Start with the Double Bacon Cheeseburger Fries ($9). It’s an appetizer idea so obvious, it’s puzzling that it hasn’t dominated local menus for years. Here, it’s built on the foundation of peel-on savory fries topped with cheese sauce, crumbled burger, onions, shredded lettuce, and bacon. And, the very best bites are the teeny pops of diced pickle. Well, perhaps not the best bites, but they’re a fun find, every single time.

Move on to the Hungarian Stuffed Peppers ($8). Having never been to Hungary, the expectation was for some sort of sturdy starchy thing. Nope. Long, skinny mild peppers are vehicles for a dense sausage filling, before being positively smothered in melted cheese, with marinara on the side. According to the internet, peppers offer more than 100 percent of the RDA for vitamin C. Teamed with sausage and cheese, it’s one of the most likable vehicles for vitamins, ever.

You can top the house Mac and Cheese ($7) with bacon, buffalo chicken or Ray Ray’s pulled pork ($4). It seems foolhardy to walk away from a Ray Ray’s opportunity, and big scoops of the notoriously flavorful meat crown a loose collection of cavatappi rolling in a cheese sauce that is distinctly and oddly sweet, too sweet as a partner for the also-sweet pork.

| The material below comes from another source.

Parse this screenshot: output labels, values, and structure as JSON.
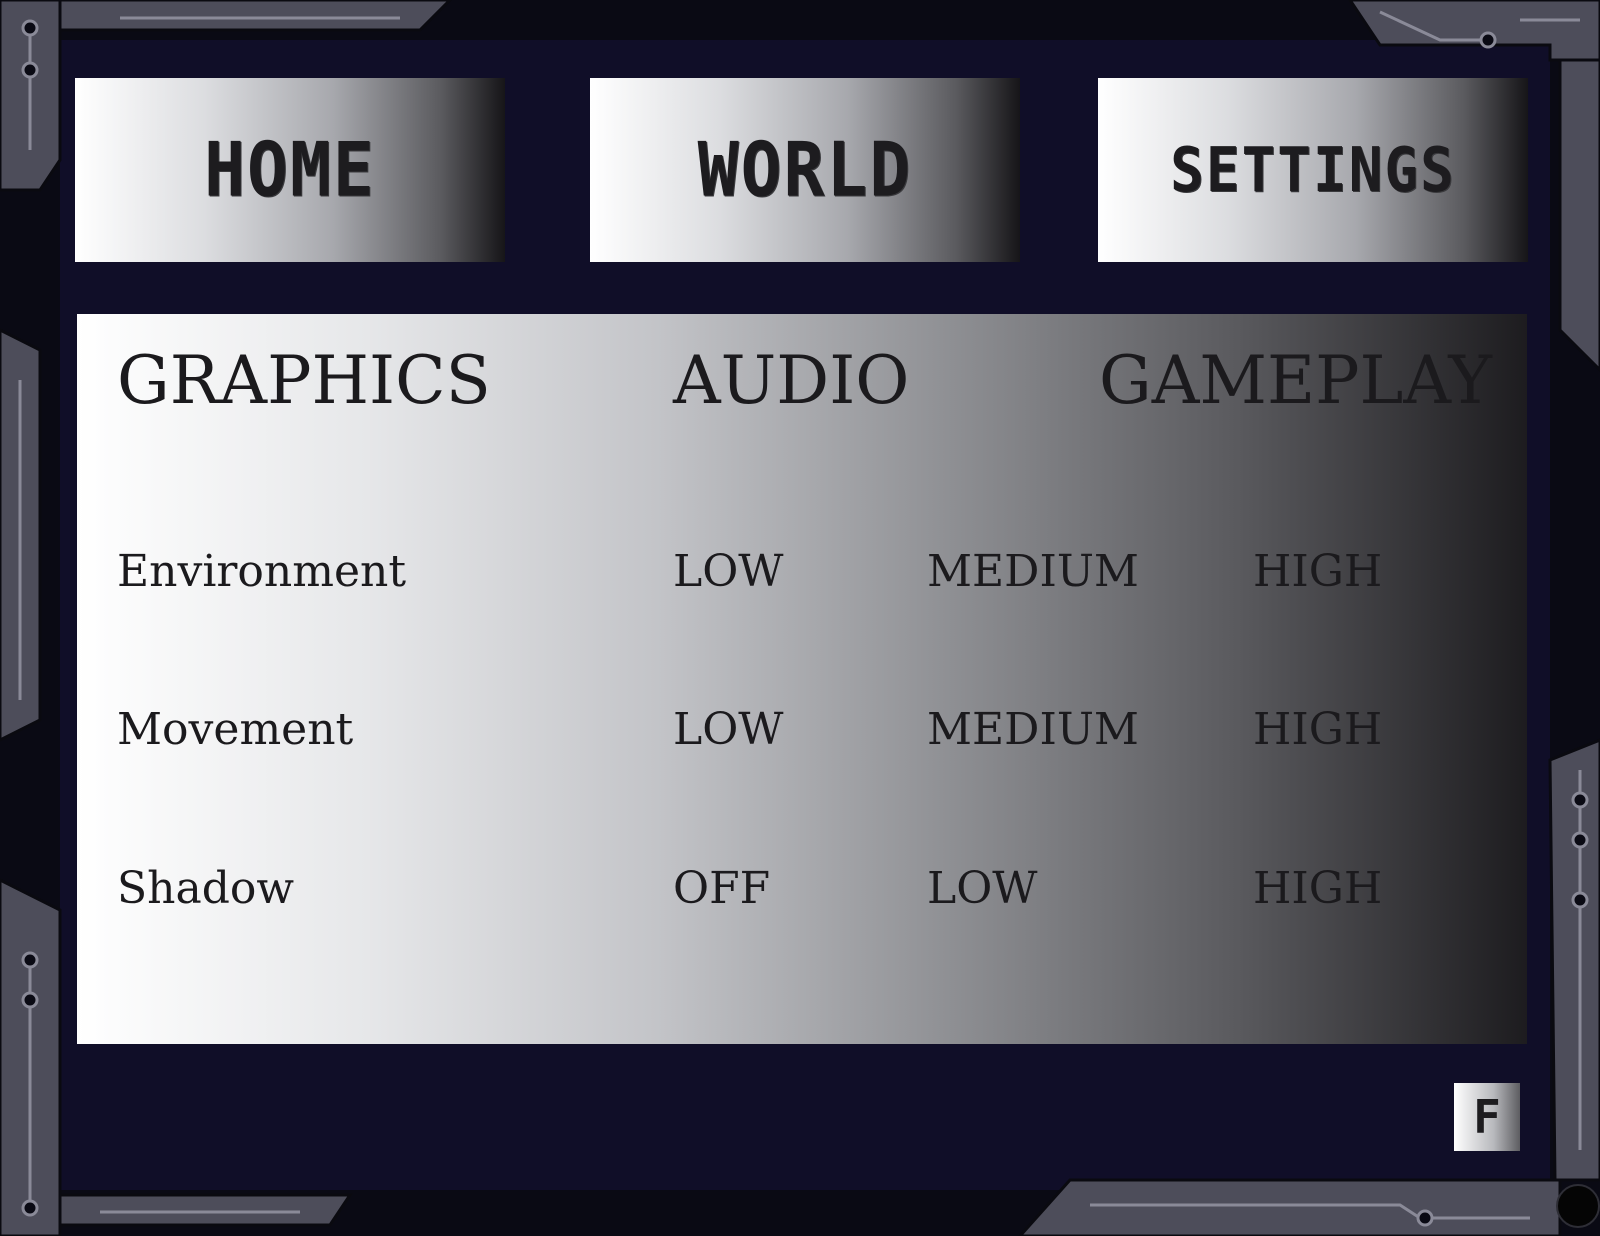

Any good neighborhood hangout needs burgers. The Classic ($11.50) (pictured up top) offers a nice tour with soft lettuce, tomato, and spiky slices of red onion teamed with a sturdy foundation of lean beef. It’s cooked appropriately with a lid of cheese (cheddar was the choice) melted to the top, and served with a massive pile of the seasoned house fries.

Other sandwiches on the menu range from a three-tiered grilled cheese to a French Dip. There’s also a notable salad selection. The Quinoa and Kale ($10) strikes an appealing balance of greens and grains. It boasts kale, Brussels sprouts, the new it-veggie: kohlrabi, and some cabbage. It’s mixed with quinoa and enough sunflower seeds and parmesan to give it flavorful heft with the zing of a lemony dressing.

Bar-wise, that’s still front-and-center of the joint. It hosts a big selection of Ohio beer, including options from Rhinegheist, Actual Brewing, and North High Brewing Company. There’s hard stuff too: cocktails, specialty bourbons and scotch. Happy hour runs from 3 to 7 p.m. on weekdays.

You can find City Tavern 697 N. Fourth St. It’s open seven days a week for lunch and dinner. For the brunch-bunch, it also runs a special menu on weekends that includes eggy options.